Many in the culinary world would agree that the foundation of an impeccable restaurant menu is the techniques found in French cooking. That certain level of discipline, the attention to detail and greats such as Jacques Pépin or Julia Child are just a handful of reasons why top chefs and home cooks alike use this style of cooking as a baseline when creating in the kitchen.
In a similar vein, Royale is a high-end restaurant that is focused on keeping things unapologetically and classically French in a contemporary atmosphere.
Situated in the heart of the oversaturated 17th Avenue, to say this newer concept from the Teatro Group (Alforno, Teatro, Cucina) has a lot of competition is an understatement. The street is ripe with buzz-worthy options such as the contemporary Korean fare of Anju, Ricardo's Hideaway's Caribbean small plates and the ever-evolving menus of Model Milk and Pigeonhole. With so many choices, is there room for a new dog that's deliberately doing old tricks?
Take a look inside Royale Brasserie
Earlier this year, the restaurant group announced it was taking over the space of a short-lived patisserie-restaurant concept. Its designers worked magic in a short period of time, keeping its predecessor's best interior elements, such as stunning ornate tile and orb pendants, and upped the ante. The result is a room that oozes class. Deep-blue cushy booths sit back-to-back surrounding a tall tree in the centre of the room, while a long ornate bar with red leather stools runs along the east wall and white-clothed tables fill the remainder of the space. It's a regal room – in fact, almost an opulent one – so dress the part if you're coming for dinner.
If you didn't earn top grades in high school French class, fully comprehending the menu here may require a touch of explanation from the service staff to fill in the blanks (although main ingredients are listed in English) – all of whom seem happy to do so. The friendly, yet proper staff do a lovely job of balancing the queenly essence of the room with their approachability. Sure, they may silently reset your plate and cutlery with intense focus and quietly float away, but they certainly won't scoff at you when you sheepishly mumble your way through "Côtes D'Agneau Grillées."
Saying the above will get you a duo of grilled lamb chops seasoned lovingly with herbes de Provence and a side of slightly overcooked carrots in cream sauce that proved saltier bite-by-bite.
A more carnivorous and rewarding plate comes by way of "Côte De Porc Normande", a bone-in, thick-cut pork chop smothered in a brandy mushroom cream sauce. Complete with the buttery potato gratin dauphinois, the juicy hunk of meat borders on obnoxiously rich, but your taste buds will convince you that you're foolish not to finish it.

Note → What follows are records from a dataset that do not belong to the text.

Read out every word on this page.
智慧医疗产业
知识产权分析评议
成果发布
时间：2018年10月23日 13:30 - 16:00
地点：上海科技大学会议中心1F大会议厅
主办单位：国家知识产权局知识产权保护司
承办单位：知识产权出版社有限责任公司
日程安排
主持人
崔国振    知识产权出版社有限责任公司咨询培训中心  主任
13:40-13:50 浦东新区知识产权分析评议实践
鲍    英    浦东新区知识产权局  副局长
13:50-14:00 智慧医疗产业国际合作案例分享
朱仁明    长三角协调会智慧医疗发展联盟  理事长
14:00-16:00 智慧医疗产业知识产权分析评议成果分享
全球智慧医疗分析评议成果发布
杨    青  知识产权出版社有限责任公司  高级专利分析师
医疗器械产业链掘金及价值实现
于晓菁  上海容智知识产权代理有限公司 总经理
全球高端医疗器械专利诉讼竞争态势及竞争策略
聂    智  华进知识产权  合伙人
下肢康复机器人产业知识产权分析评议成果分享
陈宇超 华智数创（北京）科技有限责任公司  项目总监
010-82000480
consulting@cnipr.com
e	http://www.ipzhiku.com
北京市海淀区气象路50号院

Many other classics are more familiar to the eyes and well worth a revisit. Chef JP Charpentier's generous portion of beef tartare, topped with pickles and fried onions, served with a smear of aioli on the side sets a new bar for Calgary for how a tartare should be prepared. As well, the Lyonnaise salad with fried croutons, lardons, tomato, perfectly dressed frisée and a tenderly poached egg serves as a satiating reminder that there is no shame in having a salad for dinner.
But not all classic cooking applications seem to hold up in the modern day. The halibut cheeks en papillote, for instance, is one of the more forgettable dishes here. Steamed in a bag along with slivers of bell peppers and zucchini – and butter sauce aside – the small portion of tender halibut is more reminiscent of a low-cal diet dinner one might have on Tuesday night than a reminder of how great old school French cooking can truly be.
In the end, the difference between having a great dinner and a fantastic one at Royale comes down to what you're looking for.
Are you the kind of person who appreciates unabashed creativity and the (typically inevitable) ups and downs, hits and misses that go along with it? Creativity is deliberately not the restaurant's emphasis, so don't expect it.
On the other hand, if you are the type who likes a fairly unadulterated, yet delicious tartare, or ending your meal with a textbook example of a tarte fine aux pommes, then Royale offers this kind of cooking in spades.
Perhaps you're like me and a little bit of both. In which case, just skip the halibut cheeks, consider asking the talented barkeeps to mix you an off-the-menu cocktail and you'll have a very enjoyable time.